A full bench of the Federal Court has ruled that regular and ongoing casual employees are entitled to seek paid annual leave, paid personal/carer’s leave and paid compassionate leave, if they are working regular shifts on an ongoing basis.
While seen as a win by unions, there are fears the changes will result in more than 2 million regular casuals double-dipping into taking paid leave, while at the same time receiving 20 to 25 per cent loading at the expense of the employer.
“We need the Government to step in here,” said Employsure Managing Director Ed Mallett.
“If JobKeeper was a life raft, this decision just sunk it. Small businesses are already on their knees trying to do what they can to survive, and this could be the final blow. This potentially exposes business owners to billions of dollars in backpay claims.
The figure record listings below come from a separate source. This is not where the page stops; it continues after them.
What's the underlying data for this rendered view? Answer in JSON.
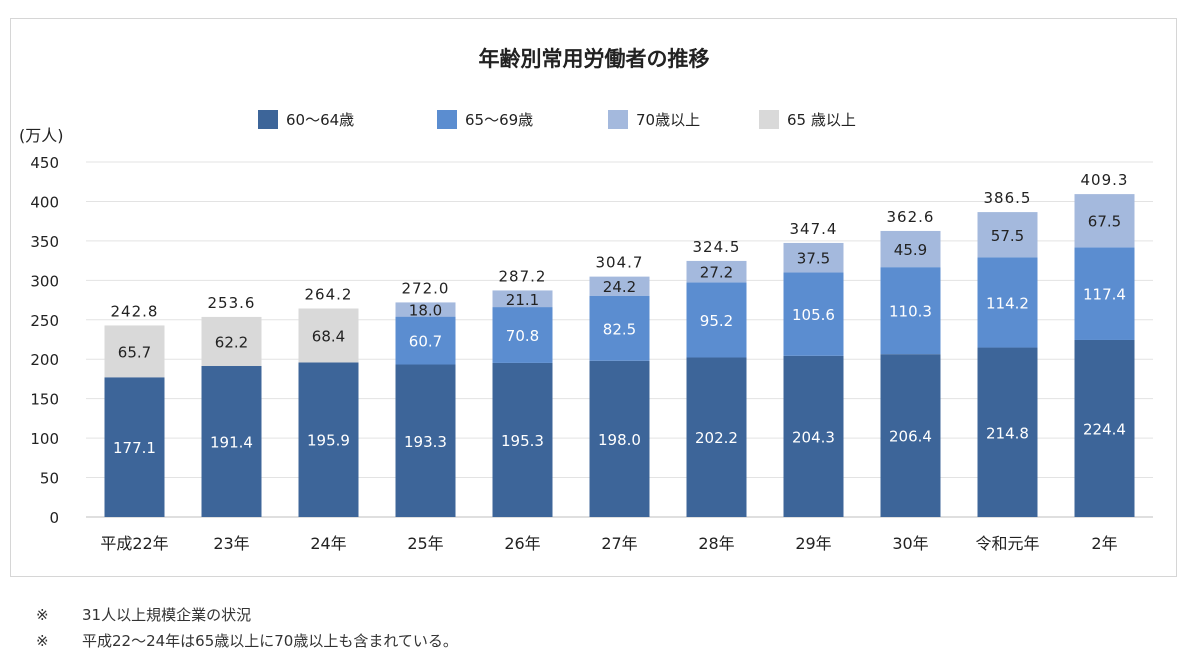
{
  "chart_data": {
    "type": "bar",
    "stacked": true,
    "title": "年齢別常用労働者の推移",
    "ylabel": "(万人)",
    "ylim": [
      0,
      450
    ],
    "yticks": [
      0,
      50,
      100,
      150,
      200,
      250,
      300,
      350,
      400,
      450
    ],
    "grid": true,
    "legend_position": "top",
    "categories": [
      "平成22年",
      "23年",
      "24年",
      "25年",
      "26年",
      "27年",
      "28年",
      "29年",
      "30年",
      "令和元年",
      "2年"
    ],
    "series": [
      {
        "name": "60～64歳",
        "color": "#3d6599",
        "label_color": "#ffffff",
        "values": [
          177.1,
          191.4,
          195.9,
          193.3,
          195.3,
          198.0,
          202.2,
          204.3,
          206.4,
          214.8,
          224.4
        ],
        "labels": [
          "177.1",
          "191.4",
          "195.9",
          "193.3",
          "195.3",
          "198.0",
          "202.2",
          "204.3",
          "206.4",
          "214.8",
          "224.4"
        ]
      },
      {
        "name": "65～69歳",
        "color": "#5b8dd0",
        "label_color": "#ffffff",
        "values": [
          null,
          null,
          null,
          60.7,
          70.8,
          82.5,
          95.2,
          105.6,
          110.3,
          114.2,
          117.4
        ],
        "labels": [
          "",
          "",
          "",
          "60.7",
          "70.8",
          "82.5",
          "95.2",
          "105.6",
          "110.3",
          "114.2",
          "117.4"
        ]
      },
      {
        "name": "70歳以上",
        "color": "#a4b9dd",
        "label_color": "#222222",
        "values": [
          null,
          null,
          null,
          18.0,
          21.1,
          24.2,
          27.2,
          37.5,
          45.9,
          57.5,
          67.5
        ],
        "labels": [
          "",
          "",
          "",
          "18.0",
          "21.1",
          "24.2",
          "27.2",
          "37.5",
          "45.9",
          "57.5",
          "67.5"
        ]
      },
      {
        "name": "65 歳以上",
        "color": "#d9d9d9",
        "label_color": "#222222",
        "values": [
          65.7,
          62.2,
          68.4,
          null,
          null,
          null,
          null,
          null,
          null,
          null,
          null
        ],
        "labels": [
          "65.7",
          "62.2",
          "68.4",
          "",
          "",
          "",
          "",
          "",
          "",
          "",
          ""
        ]
      }
    ],
    "totals": [
      242.8,
      253.6,
      264.2,
      272.0,
      287.2,
      304.7,
      324.5,
      347.4,
      362.6,
      386.5,
      409.3
    ],
    "total_labels": [
      "242.8",
      "253.6",
      "264.2",
      "272.0",
      "287.2",
      "304.7",
      "324.5",
      "347.4",
      "362.6",
      "386.5",
      "409.3"
    ]
  },
  "notes": [
    {
      "mark": "※",
      "text": "31人以上規模企業の状況"
    },
    {
      "mark": "※",
      "text": "平成22～24年は65歳以上に70歳以上も含まれている。"
    }
  ]
}
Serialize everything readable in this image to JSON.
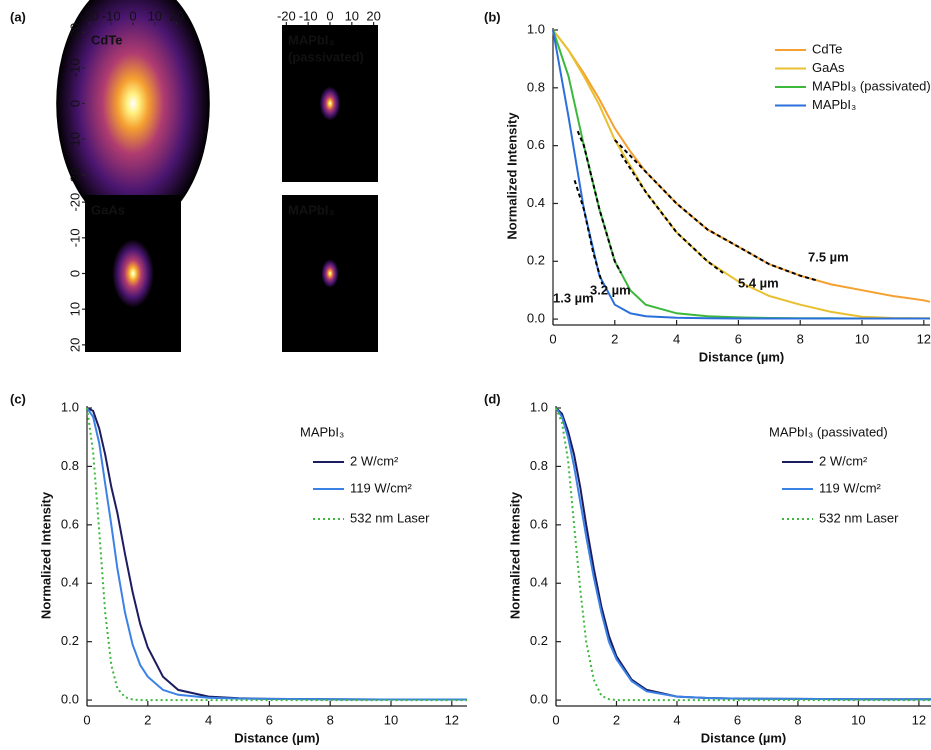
{
  "chart_data": [
    {
      "type": "image-grid",
      "panel_label": "(a)",
      "xlim": [
        -22,
        22
      ],
      "ylim": [
        -22,
        22
      ],
      "y_inverted": true,
      "xticks": [
        -20,
        -10,
        0,
        10,
        20
      ],
      "yticks": [
        -20,
        -10,
        0,
        10,
        20
      ],
      "images": [
        {
          "label": [
            "CdTe"
          ],
          "color": "#f5a030",
          "spread": 22
        },
        {
          "label": [
            "MAPbI₃",
            "(passivated)"
          ],
          "color": "#3cb83c",
          "spread": 3
        },
        {
          "label": [
            "GaAs"
          ],
          "color": "#e8c030",
          "spread": 6
        },
        {
          "label": [
            "MAPbI₃"
          ],
          "color": "#2a8fe0",
          "spread": 2.5
        }
      ]
    },
    {
      "type": "line",
      "panel_label": "(b)",
      "xlabel": "Distance (µm)",
      "ylabel": "Normalized Intensity",
      "xlim": [
        0,
        12.2
      ],
      "ylim": [
        -0.01,
        1.0
      ],
      "xticks": [
        0,
        2,
        4,
        6,
        8,
        10,
        12
      ],
      "yticks": [
        {
          "value": 0,
          "label": "0.0"
        },
        0.2,
        0.4,
        0.6,
        0.8,
        {
          "value": 1,
          "label": "1.0"
        }
      ],
      "x": [
        0,
        0.5,
        1,
        1.5,
        2,
        2.5,
        3,
        4,
        5,
        6,
        7,
        8,
        9,
        10,
        11,
        12,
        12.2
      ],
      "series": [
        {
          "name": "CdTe",
          "color": "#f5a030",
          "values": [
            1,
            0.93,
            0.85,
            0.76,
            0.66,
            0.58,
            0.51,
            0.4,
            0.31,
            0.25,
            0.19,
            0.15,
            0.12,
            0.1,
            0.08,
            0.065,
            0.06
          ]
        },
        {
          "name": "GaAs",
          "color": "#e8c030",
          "values": [
            1,
            0.93,
            0.84,
            0.74,
            0.62,
            0.53,
            0.44,
            0.3,
            0.2,
            0.13,
            0.08,
            0.05,
            0.025,
            0.008,
            0.004,
            0.003,
            0.003
          ]
        },
        {
          "name": "MAPbI₃ (passivated)",
          "color": "#3cb83c",
          "values": [
            1,
            0.84,
            0.6,
            0.38,
            0.2,
            0.1,
            0.05,
            0.02,
            0.01,
            0.006,
            0.004,
            0.003,
            0.003,
            0.002,
            0.002,
            0.002,
            0.002
          ]
        },
        {
          "name": "MAPbI₃",
          "color": "#2a6fdb",
          "values": [
            1,
            0.7,
            0.38,
            0.15,
            0.05,
            0.02,
            0.01,
            0.005,
            0.003,
            0.002,
            0.002,
            0.002,
            0.002,
            0.002,
            0.002,
            0.002,
            0.002
          ]
        }
      ],
      "fit_color": "#000000",
      "fits": [
        {
          "x": [
            2,
            3,
            4,
            5,
            6,
            7,
            8,
            8.5
          ],
          "values": [
            0.62,
            0.51,
            0.4,
            0.31,
            0.25,
            0.19,
            0.15,
            0.135
          ]
        },
        {
          "x": [
            2.2,
            3,
            4,
            5,
            5.5
          ],
          "values": [
            0.57,
            0.44,
            0.3,
            0.2,
            0.16
          ]
        },
        {
          "x": [
            0.8,
            1,
            1.5,
            2,
            2.2
          ],
          "values": [
            0.65,
            0.6,
            0.38,
            0.2,
            0.16
          ]
        },
        {
          "x": [
            0.7,
            1,
            1.3,
            1.6
          ],
          "values": [
            0.48,
            0.38,
            0.23,
            0.12
          ]
        }
      ],
      "annotations": [
        {
          "text": "7.5 µm",
          "color": "#f5a030"
        },
        {
          "text": "5.4 µm",
          "color": "#e8c030"
        },
        {
          "text": "3.2 µm",
          "color": "#3cb83c"
        },
        {
          "text": "1.3 µm",
          "color": "#2a6fdb"
        }
      ]
    },
    {
      "type": "line",
      "panel_label": "(c)",
      "xlabel": "Distance (µm)",
      "ylabel": "Normalized Intensity",
      "legend_title": "MAPbI₃",
      "xlim": [
        0,
        12.5
      ],
      "ylim": [
        -0.01,
        1.0
      ],
      "xticks": [
        0,
        2,
        4,
        6,
        8,
        10,
        12
      ],
      "yticks": [
        {
          "value": 0,
          "label": "0.0"
        },
        0.2,
        0.4,
        0.6,
        0.8,
        {
          "value": 1,
          "label": "1.0"
        }
      ],
      "x": [
        0,
        0.2,
        0.4,
        0.6,
        0.8,
        1,
        1.25,
        1.5,
        1.75,
        2,
        2.5,
        3,
        4,
        5,
        6,
        8,
        10,
        12.5
      ],
      "series": [
        {
          "name": "2 W/cm²",
          "color": "#1c1c60",
          "values": [
            1,
            0.99,
            0.93,
            0.84,
            0.73,
            0.64,
            0.5,
            0.37,
            0.26,
            0.18,
            0.08,
            0.035,
            0.012,
            0.006,
            0.004,
            0.003,
            0.002,
            0.002
          ]
        },
        {
          "name": "119 W/cm²",
          "color": "#3b82e6",
          "values": [
            1,
            0.97,
            0.88,
            0.74,
            0.6,
            0.45,
            0.3,
            0.19,
            0.12,
            0.08,
            0.035,
            0.018,
            0.008,
            0.005,
            0.004,
            0.003,
            0.002,
            0.002
          ]
        },
        {
          "name": "532 nm Laser",
          "color": "#3cb83c",
          "style": "dotted",
          "values": [
            1,
            0.85,
            0.58,
            0.3,
            0.12,
            0.04,
            0.01,
            0.002,
            0,
            0,
            0,
            0,
            0,
            0,
            0,
            0,
            0,
            0
          ]
        }
      ]
    },
    {
      "type": "line",
      "panel_label": "(d)",
      "xlabel": "Distance (µm)",
      "ylabel": "Normalized Intensity",
      "legend_title": "MAPbI₃ (passivated)",
      "xlim": [
        0,
        12.4
      ],
      "ylim": [
        -0.01,
        1.0
      ],
      "xticks": [
        0,
        2,
        4,
        6,
        8,
        10,
        12
      ],
      "yticks": [
        {
          "value": 0,
          "label": "0.0"
        },
        0.2,
        0.4,
        0.6,
        0.8,
        {
          "value": 1,
          "label": "1.0"
        }
      ],
      "x": [
        0,
        0.2,
        0.4,
        0.6,
        0.8,
        1,
        1.25,
        1.5,
        1.75,
        2,
        2.5,
        3,
        4,
        5,
        6,
        8,
        10,
        12.4
      ],
      "series": [
        {
          "name": "2 W/cm²",
          "color": "#1c1c60",
          "values": [
            1,
            0.98,
            0.92,
            0.84,
            0.73,
            0.6,
            0.45,
            0.32,
            0.22,
            0.15,
            0.07,
            0.035,
            0.012,
            0.007,
            0.005,
            0.004,
            0.003,
            0.003
          ]
        },
        {
          "name": "119 W/cm²",
          "color": "#3b82e6",
          "values": [
            1,
            0.97,
            0.9,
            0.8,
            0.68,
            0.56,
            0.42,
            0.3,
            0.2,
            0.14,
            0.065,
            0.03,
            0.012,
            0.007,
            0.005,
            0.004,
            0.003,
            0.003
          ]
        },
        {
          "name": "532 nm Laser",
          "color": "#3cb83c",
          "style": "dotted",
          "values": [
            1,
            0.95,
            0.82,
            0.6,
            0.38,
            0.2,
            0.07,
            0.015,
            0.003,
            0,
            0,
            0,
            0,
            0,
            0,
            0,
            0,
            0
          ]
        }
      ]
    }
  ]
}
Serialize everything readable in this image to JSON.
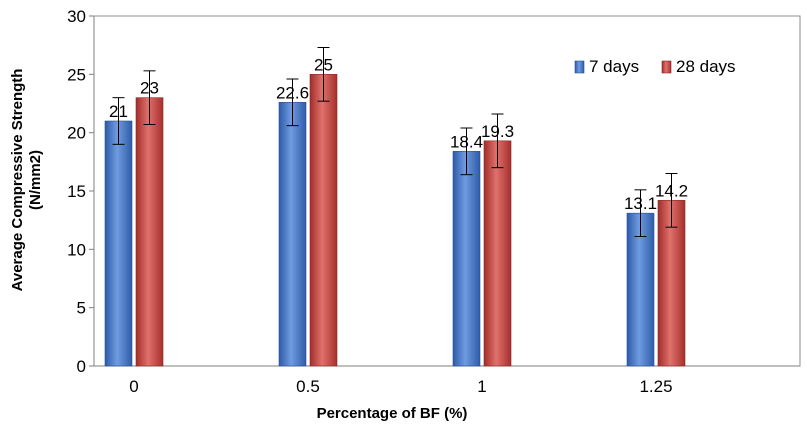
{
  "chart_data": {
    "type": "bar",
    "categories": [
      "0",
      "0.5",
      "1",
      "1.25"
    ],
    "series": [
      {
        "name": "7 days",
        "values": [
          21,
          22.6,
          18.4,
          13.1
        ],
        "labels": [
          "21",
          "22.6",
          "18.4",
          "13.1"
        ],
        "color": "#4472c4",
        "error": 2
      },
      {
        "name": "28 days",
        "values": [
          23,
          25,
          19.3,
          14.2
        ],
        "labels": [
          "23",
          "25",
          "19.3",
          "14.2"
        ],
        "color": "#c0504d",
        "error": 2.3
      }
    ],
    "xlabel": "Percentage of BF (%)",
    "ylabel_line1": "Average Compressive Strength",
    "ylabel_line2": "(N/mm2)",
    "ylim": [
      0,
      30
    ],
    "yticks": [
      "0",
      "5",
      "10",
      "15",
      "20",
      "25",
      "30"
    ],
    "legend_position": "top-right",
    "grid": false,
    "error_bars": true
  }
}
“This is a landmark Federal Court ruling that will effectively roll back the benefit of JobKeeper. Every regular and systemic casual that employers have included on their JobKeeper application, they now have a leave liability for.
“If we assume that of the 6 million workers on JobKeeper, a third are employed on a casual basis, we could assume that each one of those employees are owed an average of two years of leave. That would equate to 40 days which would be roughly $6,000. That is effectively a $12 billion hole in the side of JobKeeper.
“SMEs will simply not be able to afford this liability, particularly in the current environment. In New South Wales for example we’ve seen drought, followed by one of the worst bushfire seasons in history, followed by a global pandemic. Another significant financial blow to a business could be that final nail in the coffin.
“We can’t wait for more legal wrangling on the double-dipping issue. Small businesses need certainty now, especially in the age of COVID.”
The decision has prompted the Federal Government to flag legislative changes. Attorney General and Industrial Relations Minister Christian Porter has revealed pleas by employers to make changes to the Fair Work Act are being considered.